Degenerative disc disease is the number one cause of mechanical low back pain and the number two cause of mechanical neck pain. However, as was mentioned earlier, everyone has some sort of DDD even if they have no pain. So, how do you know if your DDD is the cause of your pain? An evaluation by one of our spinal specialists is the key. There are many causes to spinal pain and in order for you to get the best treatment for the specific pain you have, having an accurate diagnosis is a must.

Your spine is a very complex structure. In most cases, there is more than one potential cause for your pain. Often times, this may require undergoing specific minimally invasive procedures on certain muscles, joints and/or nerves in your spine to truly know where your pain is coming from. If your pain improves, then this serves as a diagnosis for your pain.

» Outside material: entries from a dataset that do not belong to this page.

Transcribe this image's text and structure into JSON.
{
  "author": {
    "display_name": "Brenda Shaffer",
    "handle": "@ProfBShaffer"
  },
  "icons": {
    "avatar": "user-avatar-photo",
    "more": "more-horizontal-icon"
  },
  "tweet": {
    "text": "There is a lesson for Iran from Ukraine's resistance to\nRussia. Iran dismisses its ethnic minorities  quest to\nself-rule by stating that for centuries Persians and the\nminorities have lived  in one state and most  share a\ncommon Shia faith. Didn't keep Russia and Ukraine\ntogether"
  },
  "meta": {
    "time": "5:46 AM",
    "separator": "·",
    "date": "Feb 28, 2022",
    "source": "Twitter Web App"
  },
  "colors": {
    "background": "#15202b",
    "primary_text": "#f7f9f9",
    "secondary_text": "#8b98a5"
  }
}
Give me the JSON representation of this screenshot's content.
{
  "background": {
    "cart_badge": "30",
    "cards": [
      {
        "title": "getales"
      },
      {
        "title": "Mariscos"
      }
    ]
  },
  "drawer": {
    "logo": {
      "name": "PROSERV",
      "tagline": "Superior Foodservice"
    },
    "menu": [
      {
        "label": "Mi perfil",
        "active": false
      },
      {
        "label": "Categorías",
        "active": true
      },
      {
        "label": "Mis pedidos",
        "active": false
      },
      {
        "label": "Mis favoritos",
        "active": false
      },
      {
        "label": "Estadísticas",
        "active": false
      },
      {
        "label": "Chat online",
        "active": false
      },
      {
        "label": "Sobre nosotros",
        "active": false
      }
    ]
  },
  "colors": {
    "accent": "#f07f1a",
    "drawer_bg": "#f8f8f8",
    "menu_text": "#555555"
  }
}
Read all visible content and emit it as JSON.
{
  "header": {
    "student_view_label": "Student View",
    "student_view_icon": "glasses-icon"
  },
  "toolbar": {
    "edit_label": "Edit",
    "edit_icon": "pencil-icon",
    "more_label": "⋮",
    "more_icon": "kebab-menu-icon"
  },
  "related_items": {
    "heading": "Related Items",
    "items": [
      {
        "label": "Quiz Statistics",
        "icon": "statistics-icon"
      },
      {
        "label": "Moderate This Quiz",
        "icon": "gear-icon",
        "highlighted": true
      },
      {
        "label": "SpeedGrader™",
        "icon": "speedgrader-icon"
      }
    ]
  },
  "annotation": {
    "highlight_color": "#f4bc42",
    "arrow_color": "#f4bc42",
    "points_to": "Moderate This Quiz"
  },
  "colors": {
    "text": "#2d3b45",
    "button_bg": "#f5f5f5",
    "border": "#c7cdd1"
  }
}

So how do we treat DDD? This is a difficult question to answer as it, once again, depends on your symptoms. If your pain is only in your back and does not travel past your knee(s), then it is important to determine if the disc(s) are truly your pain generators. You may be recommended to undergo a lumbar discogram to specifically determine if one or more of the discs are causing your pain. Unfortunately, even if you have a degenerated disc that is the cause of your pain, the treatment options for your disc problem are not very good. Initially, physical therapy is recommended. Therapists can show you how to strengthen your spine. They can also help to decrease some of your muscle tension which can also contribute to your pain and show you what you need to do on your own to maintain a healthy spine. This can be in conjunction with medications such as anti-inflammatories and muscle relaxants. If your pain continues for more than several weeks, you may need to undergo steroid injections. In particular, epidural steroid injections (lumbar, thoracic, cervical) can help to specifically decrease the inflammation in your spine at the level of your degeneration. Typically, a series of 2 or 3 are given. At times, it may take all 3 injections to gain some relief. Surgery may be an option for this condition which can involve placing screws and rods in your spine to fuse the degenerated level(s) in your spine. This, however, can lead to increased degeneration in the discs above and below the level of the fusion. When a disc is fused ie “retired”, the remaining discs in your spine have to work even harder as the work load stays the same. This tires the remaining discs faster, leading to faster degeneration. More recently, the degenerated discs can be replaced but outcomes for this surgery are still inconclusive with results seemingly similar to spinal fusion. Overall, most treatment options including surgery do not offer more than a 50% chance of improvement with always the risks of worsening your pain. If treatment options fail to improve your pain and surgery is not indicated and/or not an option for you, implantable device therapies (i.e. spinal cord stimulation and implantable drug infusion therapy) have the potential to decrease your pain by 50% and increase your functioning level without the reliance on chronic daily oral medication usage which can adversely affect your kidneys and liver long term.